Au fil des ans qui ont suivi la mort du père Mailloux, lors d’une visite à Ottawa, le 29 juin 1945, les curés suivants se sont succédé au service des paroissiens et paroissiennes de Pain Court qui leur seront à jamais profondément reconnaissants : le père Charles Laliberté (1945 - 1950); le père Isaac Ducharme (1950 - 1954); Mgr William Bourdeau (1954 - 1955); le père Euclide Chevalier (1955 - 1964); le père Léo Charron (1964 - 1980); le père Charles Sylvestre (1980 - 1989); le père Gilbert Simard (1989 - 1995); le père Alessandro Costa (1995 - 1997). Et qui pourrait oublier le dévoué père Ulysse Lefaive du temps du père Ducharme, et le bon père Pierre Boudreau du temps du père Chevalier.

Depuis le mois de juin 1997, c’est le père Robert Champagne qui la charge des âmes de la paroisse de l’Immaculée Conception de Pain Court jointe en une seule communauté de foi à la paroisse avoisinante de Saint-Philippe de Grande Pointe, regroupement occasionné par une très grande pénurie de vocations à la vie sacerdotale et religieuse qui marque les temps modernes.

L’école de continuation de Pain Court, aussi connue à l’époque sous le nom de l’école H. J. Payette, devint officiellement l’École secondaire de Pain Court en 1972. En septembre 2002, elle est riche d’une population étudiante de 300. L’école Sainte-Catherine compte aujourd’hui 270 élèves. Grâce aux efforts de ceux et celles qui ont marqué notre histoire, malgré le passage des ans, la langue et la culture françaises sont toujours bien vivantes à Pain Court et la paroisse célébrera en 2003 le 150e anniversaire de sa fondation.

En 1999, un projet d’envergure a été entrepris pour remettre l’église paroissiale en bon état. Le mur arrière de l’église qui avait été partiellement détruit lors de l’incendie de 1937 a dû être complètement reconstruit. Grâce à l’artiste Achim Klaas de Cambridge, un tableau de l’Immaculée Conception orne de nouveau le sanctuaire de l’église. Les fonts baptismaux et l’autel du Saint Sacrement ont été créés dans le marbre des anciens autels et un nouveau maître-autel de chêne massif sert aujourd’hui au culte divin. L’église de Pain Court n’est certes pas grandiose; cependant les années n’ont pas atténué l’ambiance de chaleur et de paix qui la caractérise et qui fait d’elle un saint lieu accueillant et réconfortant.

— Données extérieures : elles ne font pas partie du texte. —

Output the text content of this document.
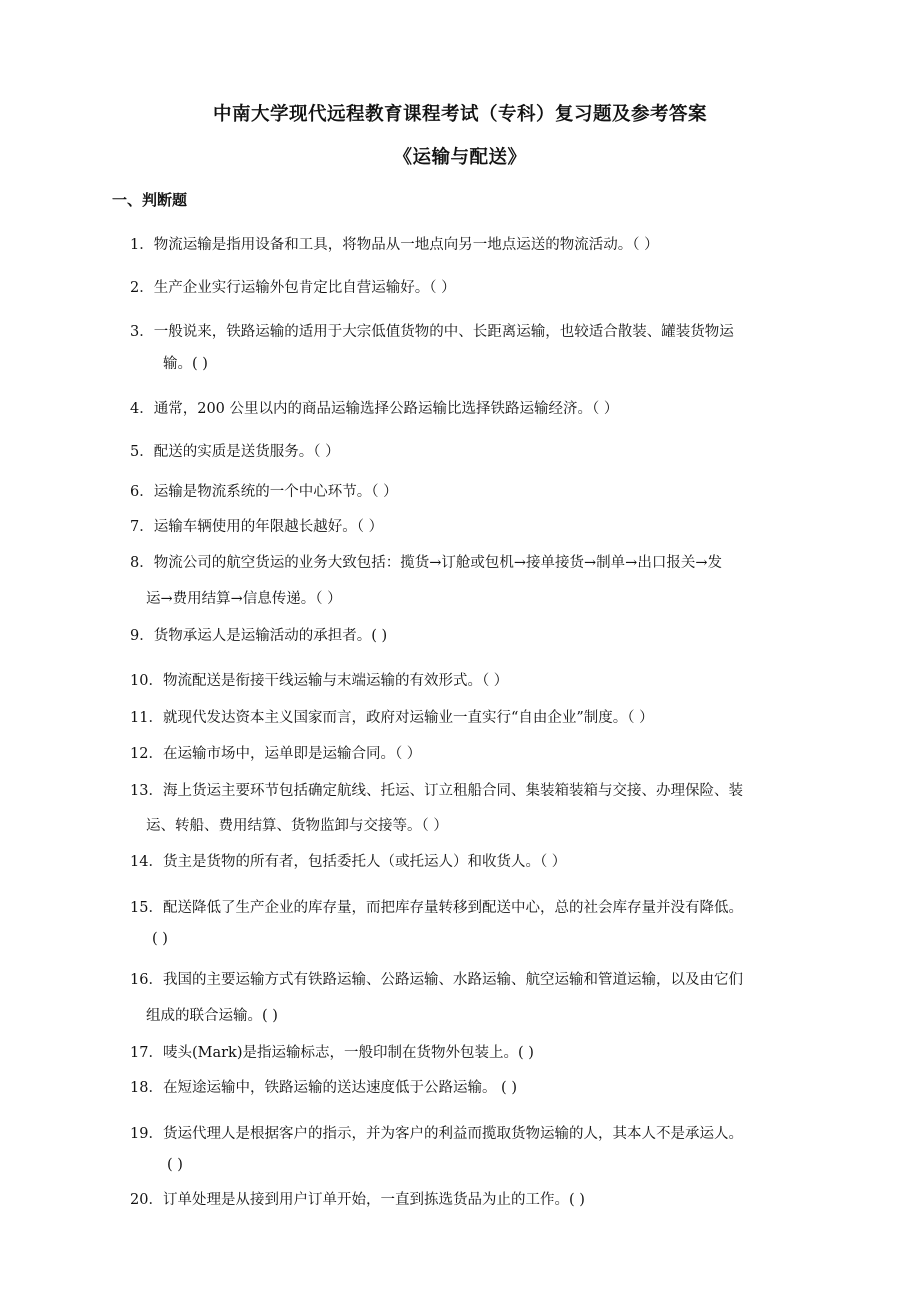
中南大学现代远程教育课程考试（专科）复习题及参考答案
《运输与配送》
一、判断题
1．物流运输是指用设备和工具，将物品从一地点向另一地点运送的物流活动。（ ）
2．生产企业实行运输外包肯定比自营运输好。（ ）
3．一般说来，铁路运输的适用于大宗低值货物的中、长距离运输，也较适合散装、罐装货物运
输。( )
4．通常，200 公里以内的商品运输选择公路运输比选择铁路运输经济。（ ）
5．配送的实质是送货服务。（ ）
6．运输是物流系统的一个中心环节。（ ）
7．运输车辆使用的年限越长越好。（ ）
8．物流公司的航空货运的业务大致包括：揽货→订舱或包机→接单接货→制单→出口报关→发
运→费用结算→信息传递。（ ）
9．货物承运人是运输活动的承担者。( )
10．物流配送是衔接干线运输与末端运输的有效形式。（ ）
11．就现代发达资本主义国家而言，政府对运输业一直实行“自由企业”制度。（ ）
12．在运输市场中，运单即是运输合同。（ ）
13．海上货运主要环节包括确定航线、托运、订立租船合同、集装箱装箱与交接、办理保险、装
运、转船、费用结算、货物监卸与交接等。（ ）
14．货主是货物的所有者，包括委托人（或托运人）和收货人。（ ）
15．配送降低了生产企业的库存量，而把库存量转移到配送中心，总的社会库存量并没有降低。
( )
16．我国的主要运输方式有铁路运输、公路运输、水路运输、航空运输和管道运输，以及由它们
组成的联合运输。( )
17．唛头(Mark)是指运输标志，一般印制在货物外包装上。( )
18．在短途运输中，铁路运输的送达速度低于公路运输。 ( )
19．货运代理人是根据客户的指示，并为客户的利益而揽取货物运输的人，其本人不是承运人。
( )
20．订单处理是从接到用户订单开始，一直到拣选货品为止的工作。( )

Par Rose-Marie Roy, paroissienne et rédactrice de la page française du journal diocésain

Les renseignements ont été puisés de l’Album Souvenir 1851-1926, oeuvre du père Alfred-David Emery, et du livre du père Vincent Caron, o.m.i., 1951. Je ne saurais passer sous silence le généreux et indispensable apport de notre historien et généalogiste local, M. Amédée Emery, qui a volontiers partagé ses vastes connaissances historiques pour la rédaction de cet article.